If you have a pagefile, it will indeed be used. But it will be used to swap out things that are not used.
Never to swap out parts that are used a lot. So the main part of the kernel is not swapped out!

Lots of things get loaded in memory when you start windows, that are rarely used. Drivers for scanners for example.
It is a GOOD thing that those objects are swapped to the pagefile!

Even if you have more than 1.5 GB of RAM free.

I don't care how much RAM I have free.
When items are not used, I want windows to move them to the swapfile. No sense in those objects staying in RAM.

You probably bought 2GB ram for a reason. So it's wise to cleanup your RAM in advance, so that you don't have to start doing it when that application that actually uses that amount of RAM wants to use it.

If you are ABSOLUTLEY SURE, that you will NEVER EVER use all your RAM, then you might consider turning of the swapfile.
It's not efficient, your memory will be more fragmented and will contains lots of stuff that is never accessed.
But since you aparantly bought far more RAM then you need, it doesn't matter that it is not efficient.

And Windows will always use a significant bit of your ram for a disk cache, mostly to speed up access to the swapfile, as that is the most used disk access.

It's time you actually start monitoring your system, so that you will see that the swapfile is NOT accessed that much.
 
Ok, so I just tested it. Seeing is believing, right?

With 1.5 GB memory and a large swapfile, I have 1 GB available after startup.

With 1.5 GB memory and no swapfile, I have 1.2 GB available after startup.

And without a swapfile, my laptop responds much snappier.

What's the use of all that memory if you don't put it to good use?
 
Then again, 1.2 GB isn't enough for Oblivion. It might be just a random crash, but it seems it doesn't check for out of memory conditions.

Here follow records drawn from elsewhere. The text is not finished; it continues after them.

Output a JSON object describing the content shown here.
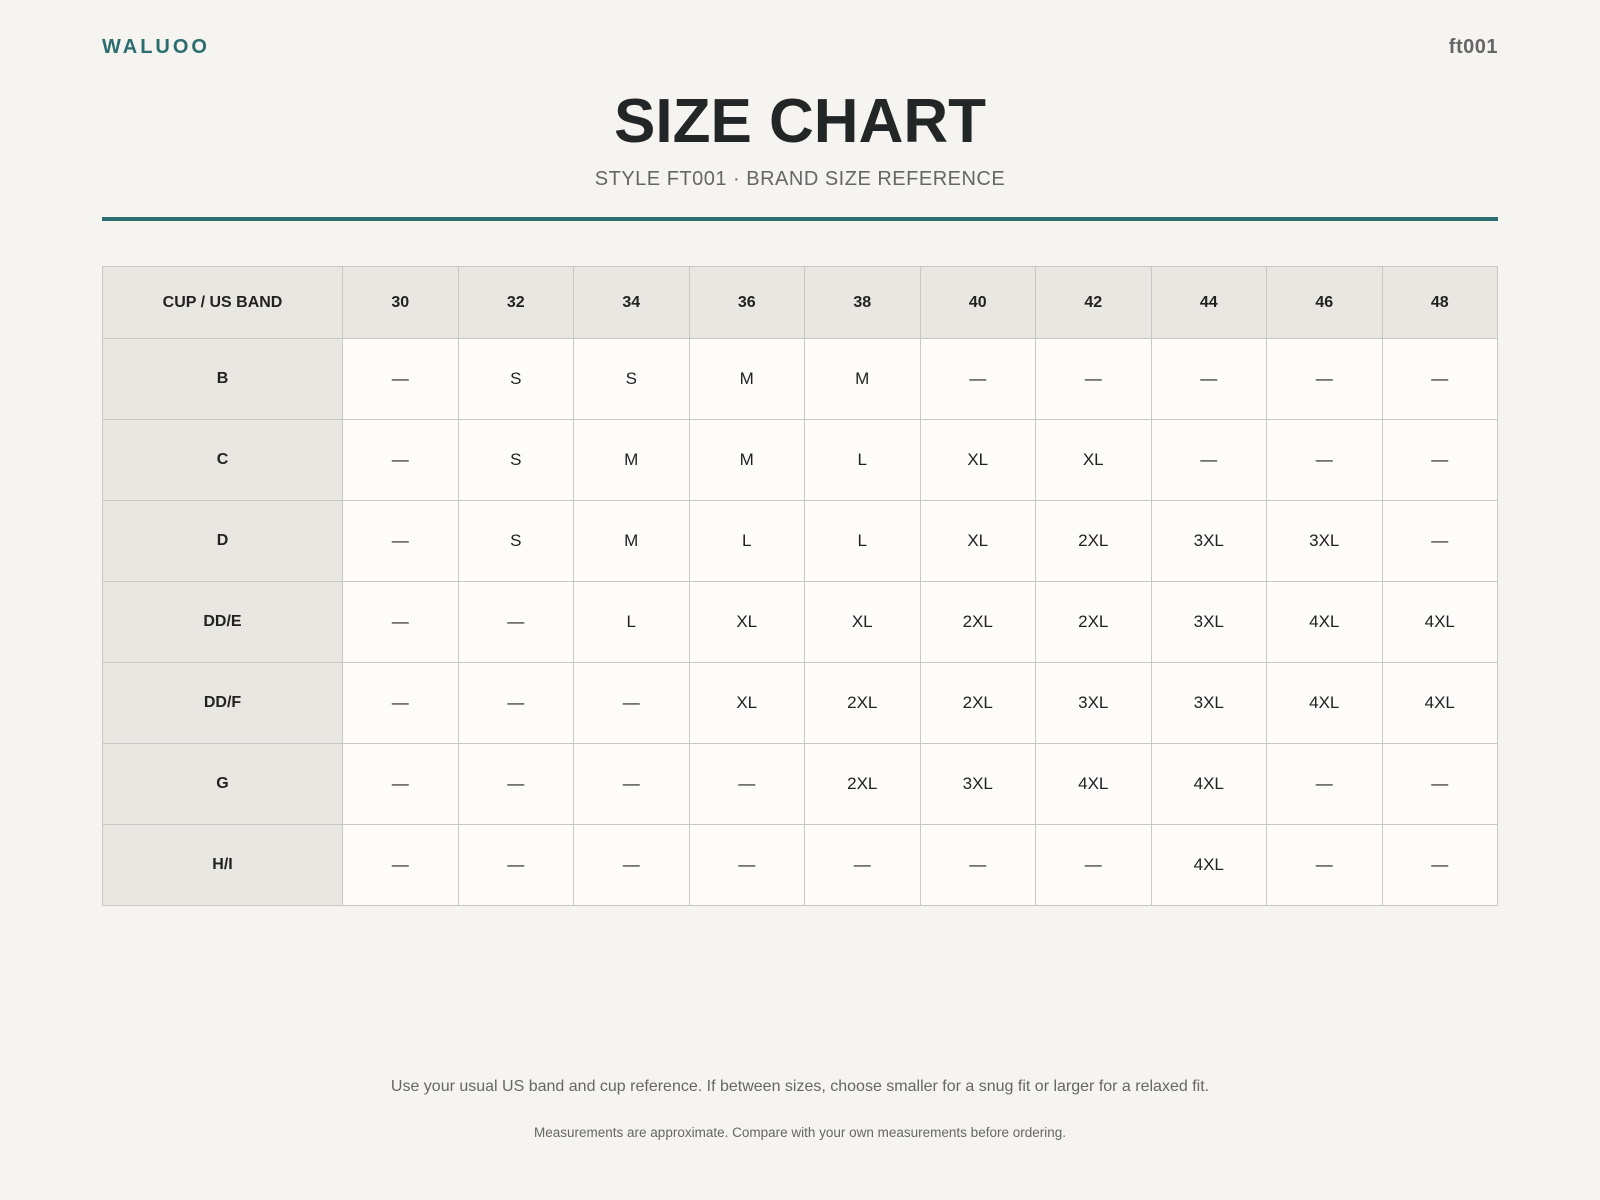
{
  "header": {
    "brand": "WALUOO",
    "code": "ft001"
  },
  "title": "SIZE CHART",
  "subtitle": "STYLE FT001 · BRAND SIZE REFERENCE",
  "table": {
    "corner_label": "CUP / US BAND",
    "bands": [
      "30",
      "32",
      "34",
      "36",
      "38",
      "40",
      "42",
      "44",
      "46",
      "48"
    ],
    "rows": [
      {
        "cup": "B",
        "sizes": [
          "—",
          "S",
          "S",
          "M",
          "M",
          "—",
          "—",
          "—",
          "—",
          "—"
        ]
      },
      {
        "cup": "C",
        "sizes": [
          "—",
          "S",
          "M",
          "M",
          "L",
          "XL",
          "XL",
          "—",
          "—",
          "—"
        ]
      },
      {
        "cup": "D",
        "sizes": [
          "—",
          "S",
          "M",
          "L",
          "L",
          "XL",
          "2XL",
          "3XL",
          "3XL",
          "—"
        ]
      },
      {
        "cup": "DD/E",
        "sizes": [
          "—",
          "—",
          "L",
          "XL",
          "XL",
          "2XL",
          "2XL",
          "3XL",
          "4XL",
          "4XL"
        ]
      },
      {
        "cup": "DD/F",
        "sizes": [
          "—",
          "—",
          "—",
          "XL",
          "2XL",
          "2XL",
          "3XL",
          "3XL",
          "4XL",
          "4XL"
        ]
      },
      {
        "cup": "G",
        "sizes": [
          "—",
          "—",
          "—",
          "—",
          "2XL",
          "3XL",
          "4XL",
          "4XL",
          "—",
          "—"
        ]
      },
      {
        "cup": "H/I",
        "sizes": [
          "—",
          "—",
          "—",
          "—",
          "—",
          "—",
          "—",
          "4XL",
          "—",
          "—"
        ]
      }
    ]
  },
  "footer": {
    "note": "Use your usual US band and cup reference. If between sizes, choose smaller for a snug fit or larger for a relaxed fit.",
    "fine_print": "Measurements are approximate. Compare with your own measurements before ordering."
  }
}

So, with less than 2 GB, you need a swapfile to play Oblivion...
 
I find that running the pagefile on a different physical drive than the one the OS is installed on improves the OS' responsiveness, especially if you have enough main memory so you can disable executive paging.
 
Swapfile sorcery is not quite up there with pointing at the PSU for. . .well. . .anything at all. . . Not quite, anyway. But I must admit I quit worrying about it some years ago.